People with PCI systems should consider NCR53c8xx based boards. These are bus mastering SCSI controllers, '810s are available quantity one for $53 (ie, cheaper than the Adaptec 1520). C't magazine benchmarked the boards as faster than both the Adaptec 2940 and BusLogic BT-946C (under DOS), and they get reasonable performance under Linux (up to 6M/sec through the file system ). The disadvantages of these boards versus the BusLogics are that they aren't Adaptec 1540 compatible, may or may not come with active termination, you'll need the latest driver revision (standard in 1.3.5x, also available via anonymous FTP for 1.2.x) to make full use of the hardware, and are more likely to have problems than with a mailbox interface board like a BusLogic or DPT.

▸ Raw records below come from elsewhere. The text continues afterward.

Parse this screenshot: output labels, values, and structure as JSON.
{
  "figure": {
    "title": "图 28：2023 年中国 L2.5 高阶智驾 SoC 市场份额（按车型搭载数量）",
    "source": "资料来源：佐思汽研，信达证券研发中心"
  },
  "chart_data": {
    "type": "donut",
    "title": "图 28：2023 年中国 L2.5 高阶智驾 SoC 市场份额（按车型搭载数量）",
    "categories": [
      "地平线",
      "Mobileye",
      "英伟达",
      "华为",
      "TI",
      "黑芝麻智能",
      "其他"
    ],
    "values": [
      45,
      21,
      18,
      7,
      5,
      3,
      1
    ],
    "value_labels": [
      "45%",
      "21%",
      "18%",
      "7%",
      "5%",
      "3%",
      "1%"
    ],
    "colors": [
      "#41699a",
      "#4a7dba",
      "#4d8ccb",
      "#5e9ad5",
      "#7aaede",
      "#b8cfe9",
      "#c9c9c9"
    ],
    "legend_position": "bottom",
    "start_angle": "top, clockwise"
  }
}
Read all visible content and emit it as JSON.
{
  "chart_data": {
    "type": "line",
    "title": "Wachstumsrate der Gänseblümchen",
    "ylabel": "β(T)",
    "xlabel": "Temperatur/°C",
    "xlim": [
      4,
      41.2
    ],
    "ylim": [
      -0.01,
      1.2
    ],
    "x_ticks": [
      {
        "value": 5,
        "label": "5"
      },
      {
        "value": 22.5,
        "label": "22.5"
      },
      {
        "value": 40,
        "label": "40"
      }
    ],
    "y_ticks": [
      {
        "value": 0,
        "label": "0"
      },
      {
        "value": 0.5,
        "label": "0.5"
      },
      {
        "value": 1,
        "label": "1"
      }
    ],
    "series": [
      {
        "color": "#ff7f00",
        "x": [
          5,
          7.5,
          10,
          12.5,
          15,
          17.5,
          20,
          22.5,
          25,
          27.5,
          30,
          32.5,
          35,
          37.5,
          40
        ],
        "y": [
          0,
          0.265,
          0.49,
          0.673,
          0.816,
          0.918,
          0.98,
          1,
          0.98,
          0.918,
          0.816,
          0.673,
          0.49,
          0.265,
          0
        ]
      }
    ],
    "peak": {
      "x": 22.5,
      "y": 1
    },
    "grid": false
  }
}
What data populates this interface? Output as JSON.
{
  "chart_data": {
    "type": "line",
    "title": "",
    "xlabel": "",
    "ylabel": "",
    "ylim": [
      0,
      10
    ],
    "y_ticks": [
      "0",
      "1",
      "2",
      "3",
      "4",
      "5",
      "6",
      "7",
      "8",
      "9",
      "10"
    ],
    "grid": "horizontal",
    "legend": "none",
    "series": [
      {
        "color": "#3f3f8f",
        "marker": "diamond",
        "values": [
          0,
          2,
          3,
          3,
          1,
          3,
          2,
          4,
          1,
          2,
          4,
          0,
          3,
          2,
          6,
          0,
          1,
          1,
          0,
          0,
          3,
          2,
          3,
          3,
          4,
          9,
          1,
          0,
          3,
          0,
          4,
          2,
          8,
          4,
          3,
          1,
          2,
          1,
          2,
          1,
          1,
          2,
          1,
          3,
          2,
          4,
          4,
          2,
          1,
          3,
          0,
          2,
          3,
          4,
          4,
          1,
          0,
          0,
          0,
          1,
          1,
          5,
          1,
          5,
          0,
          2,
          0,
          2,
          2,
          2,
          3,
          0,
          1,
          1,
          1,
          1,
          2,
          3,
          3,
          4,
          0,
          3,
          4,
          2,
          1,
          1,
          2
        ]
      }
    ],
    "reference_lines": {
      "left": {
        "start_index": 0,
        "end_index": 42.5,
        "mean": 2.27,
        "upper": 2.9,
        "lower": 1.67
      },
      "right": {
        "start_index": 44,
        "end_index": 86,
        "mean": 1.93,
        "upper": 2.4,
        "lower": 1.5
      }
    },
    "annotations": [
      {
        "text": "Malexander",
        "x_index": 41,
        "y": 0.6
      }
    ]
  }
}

Where everything working right on the first try is imperative, a BusLogic MultiMaster or DPT board is probably optimal due to the complexity and potential for problems in non-mailbox interface boards like the NCR53c8xx and Adaptec AIC7xxx .
People wanting non-PCI SCSI on a limited budget will probably be happiest finding a surplus or used Adaptec 154x B revision or 174x A revision, or an Adaptec 1520 clone of some sort (about $80) if they want new hardware. These boards offer reasonable throughput and interactive performance at a modest price.